Utilities searching for innovative sources of peak power ought to look at their parking lots. Researchers at the University of Delaware and at Green Mountain College in Vermont suggest that electric vehicles could feed the grid while they are parked.

The concept, called "vehicle to grid" or V2G, is derived from the observation that cars used for commuting (as most autos are) spend most of their time sitting parked. The standard operating model for electric vehicles is that they would recharge during the evening, when electricity demand is down. During the day, however, they would sit unused in worksite parking lots.

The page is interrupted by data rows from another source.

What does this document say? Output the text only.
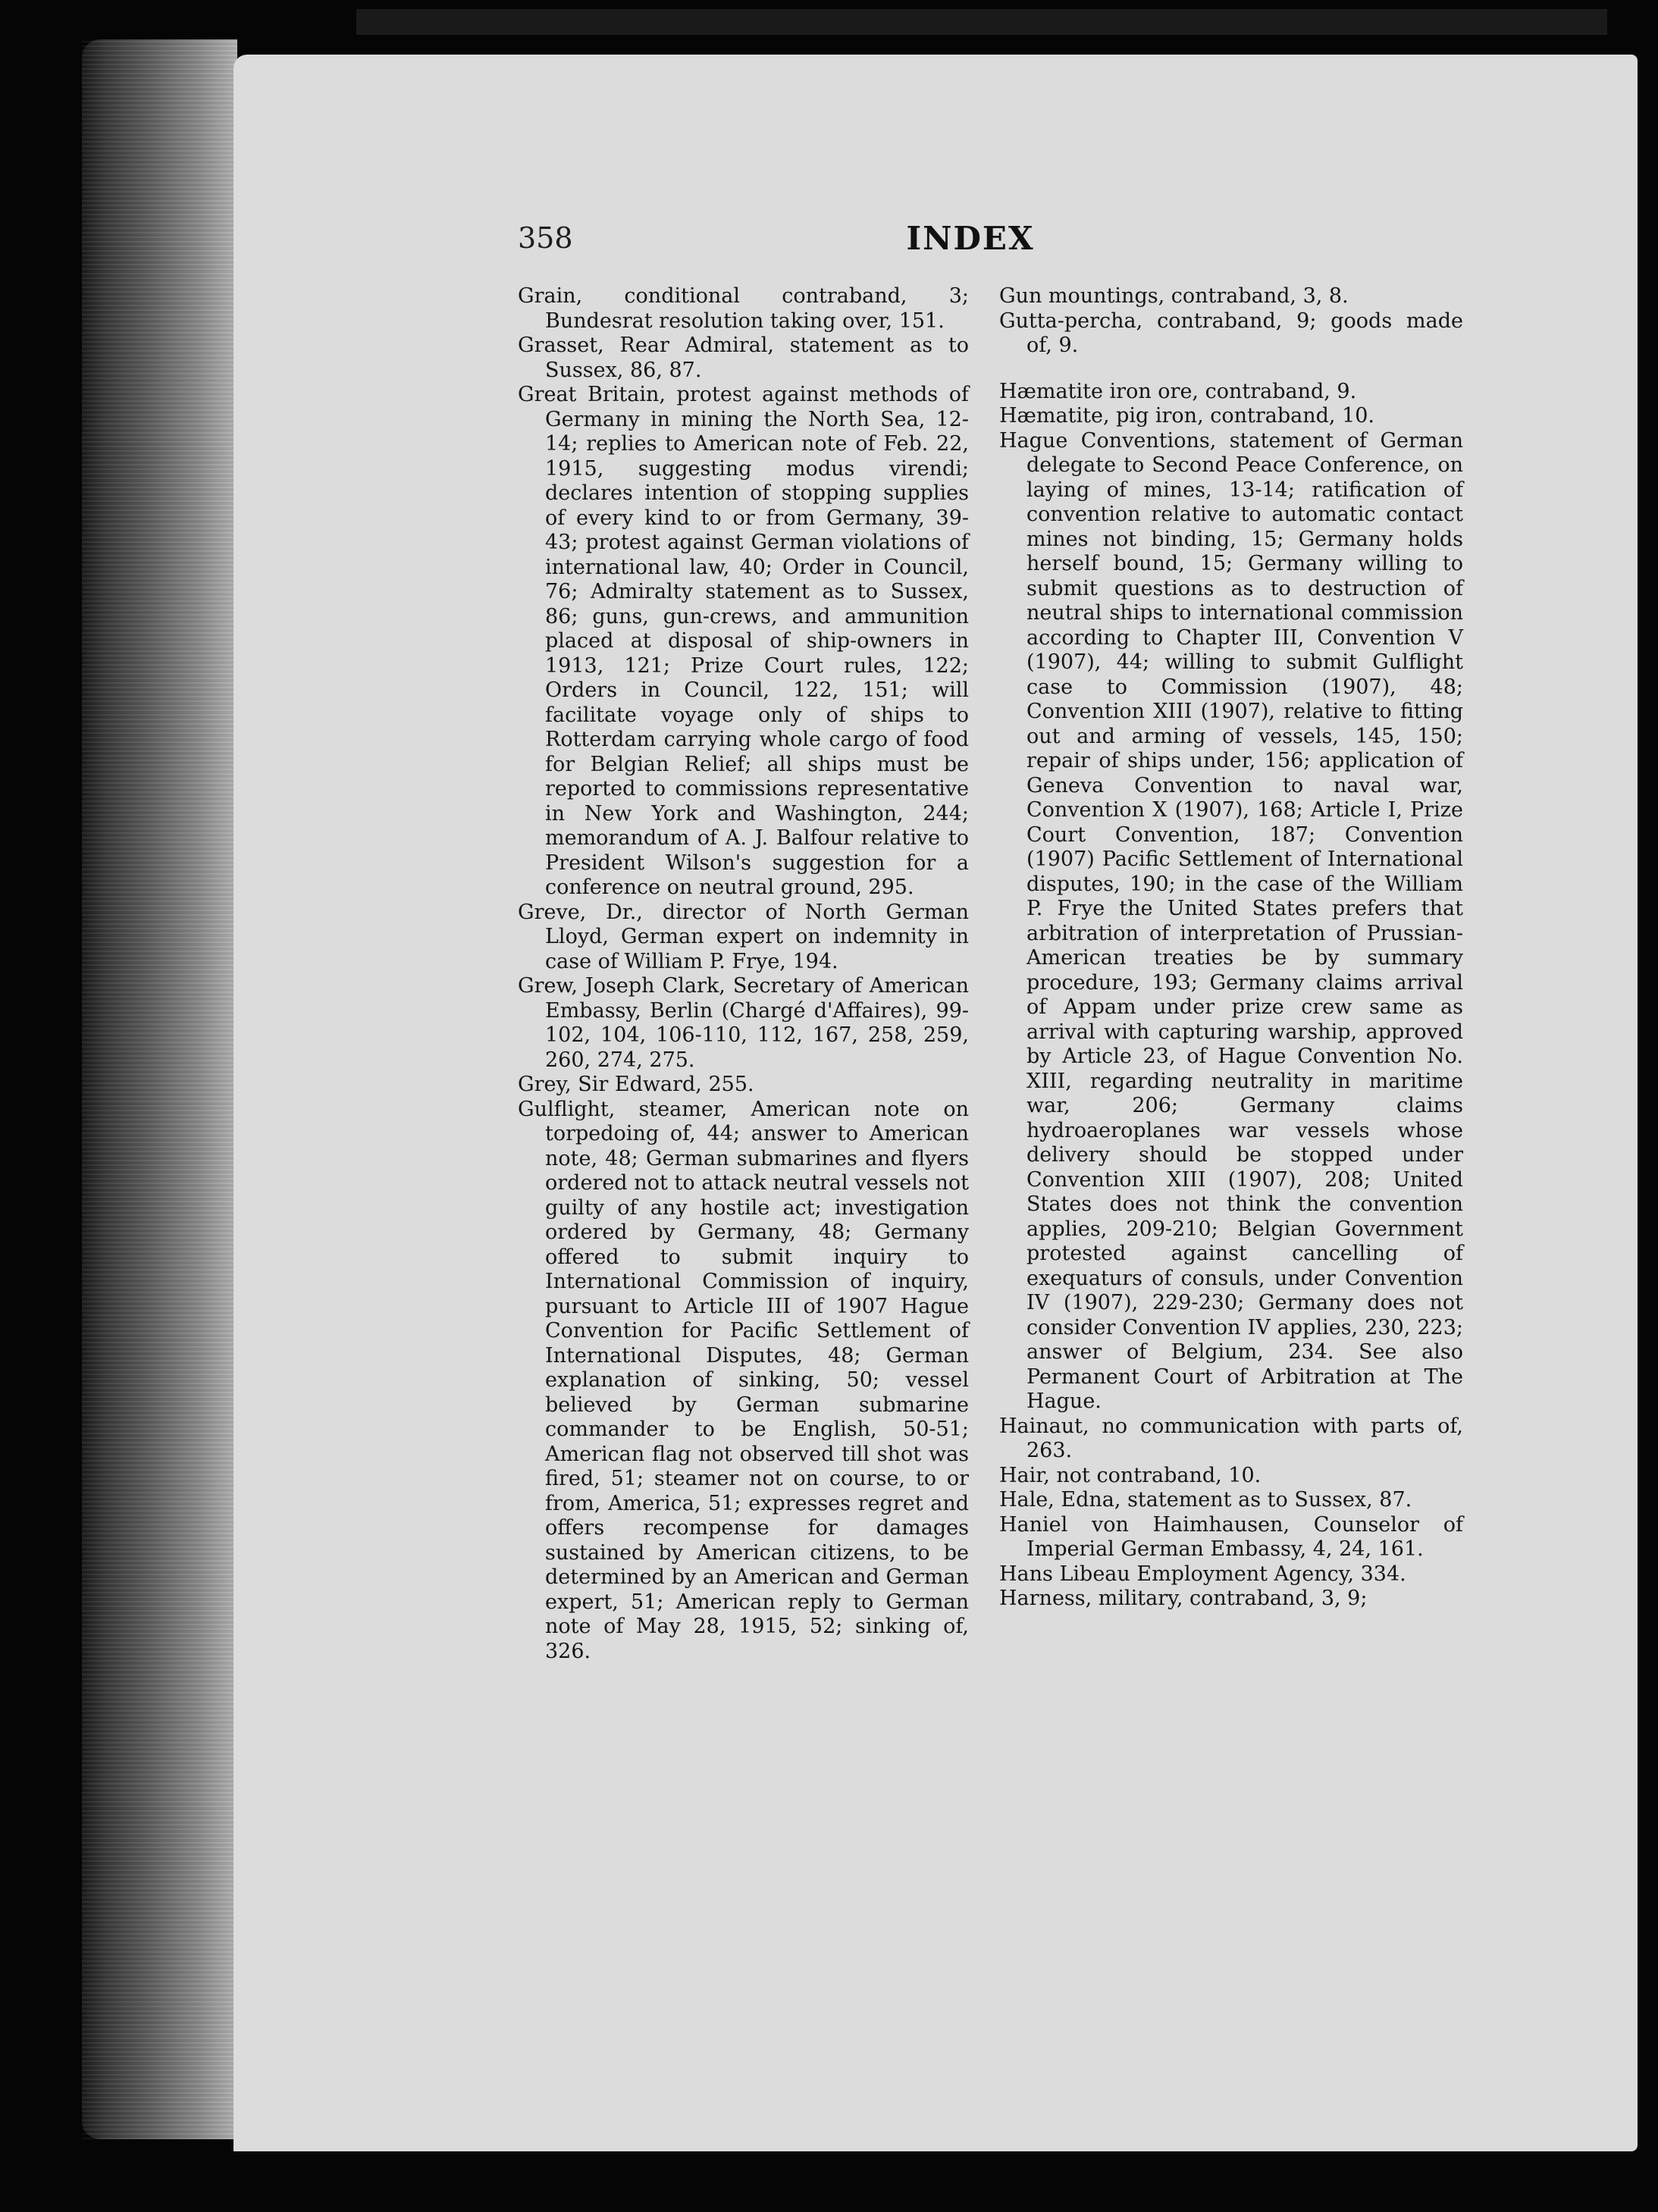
358	INDEX

Grain, conditional contraband, 3; Bundesrat resolution taking over, 151.

Grasset, Rear Admiral, statement as to Sussex, 86, 87.

Great Britain, protest against methods of Germany in mining the North Sea, 12-14; replies to American note of Feb. 22, 1915, suggesting modus virendi; declares intention of stopping supplies of every kind to or from Germany, 39-43; protest against German violations of international law, 40; Order in Council, 76; Admiralty statement as to Sussex, 86; guns, gun-crews, and ammunition placed at disposal of ship-owners in 1913, 121; Prize Court rules, 122; Orders in Council, 122, 151; will facilitate voyage only of ships to Rotterdam carrying whole cargo of food for Belgian Relief; all ships must be reported to commissions representative in New York and Washington, 244; memorandum of A. J. Balfour relative to President Wilson's suggestion for a conference on neutral ground, 295.

Greve, Dr., director of North German Lloyd, German expert on indemnity in case of William P. Frye, 194.

Grew, Joseph Clark, Secretary of American Embassy, Berlin (Chargé d'Affaires), 99-102, 104, 106-110, 112, 167, 258, 259, 260, 274, 275.

Grey, Sir Edward, 255.

Gulflight, steamer, American note on torpedoing of, 44; answer to American note, 48; German submarines and flyers ordered not to attack neutral vessels not guilty of any hostile act; investigation ordered by Germany, 48; Germany offered to submit inquiry to International Commission of inquiry, pursuant to Article III of 1907 Hague Convention for Pacific Settlement of International Disputes, 48; German explanation of sinking, 50; vessel believed by German submarine commander to be English, 50-51; American flag not observed till shot was fired, 51; steamer not on course, to or from, America, 51; expresses regret and offers recompense for damages sustained by American citizens, to be determined by an American and German expert, 51; American reply to German note of May 28, 1915, 52; sinking of, 326.

Gun mountings, contraband, 3, 8.

Gutta-percha, contraband, 9; goods made of, 9.

Hæmatite iron ore, contraband, 9.

Hæmatite, pig iron, contraband, 10.

Hague Conventions, statement of German delegate to Second Peace Conference, on laying of mines, 13-14; ratification of convention relative to automatic contact mines not binding, 15; Germany holds herself bound, 15; Germany willing to submit questions as to destruction of neutral ships to international commission according to Chapter III, Convention V (1907), 44; willing to submit Gulflight case to Commission (1907), 48; Convention XIII (1907), relative to fitting out and arming of vessels, 145, 150; repair of ships under, 156; application of Geneva Convention to naval war, Convention X (1907), 168; Article I, Prize Court Convention, 187; Convention (1907) Pacific Settlement of International disputes, 190; in the case of the William P. Frye the United States prefers that arbitration of interpretation of Prussian-American treaties be by summary procedure, 193; Germany claims arrival of Appam under prize crew same as arrival with capturing warship, approved by Article 23, of Hague Convention No. XIII, regarding neutrality in maritime war, 206; Germany claims hydroaeroplanes war vessels whose delivery should be stopped under Convention XIII (1907), 208; United States does not think the convention applies, 209-210; Belgian Government protested against cancelling of exequaturs of consuls, under Convention IV (1907), 229-230; Germany does not consider Convention IV applies, 230, 223; answer of Belgium, 234. See also Permanent Court of Arbitration at The Hague.

Hainaut, no communication with parts of, 263.

Hair, not contraband, 10.

Hale, Edna, statement as to Sussex, 87.

Haniel von Haimhausen, Counselor of Imperial German Embassy, 4, 24, 161.

Hans Libeau Employment Agency, 334.

Harness, military, contraband, 3, 9;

Willett Kempton of the University of Delaware and Steven Letendre of Green Mountain College say that by adding a few hundred dollars worth of electronics, these sitting cars could be tapped by utilities during peak hours, drawing down individual car batteries by predetermined amounts and crediting car owners for the juice. Since electricity sells for a higher price during peak hours than at nighttime, car owners might profit from the transaction.

Kempton and Letendre estimate that such a scheme, executed on a wide scale, could supply as much as one-fifth of the nation's electricity needs by 2050.

Of course, it seems farfetched to suggest that enough people will be driving electric vehicles for V2G to have an impact, even by 2050. But the researchers say hybrids, which have a large electric component to their drivetrains, could be used as well.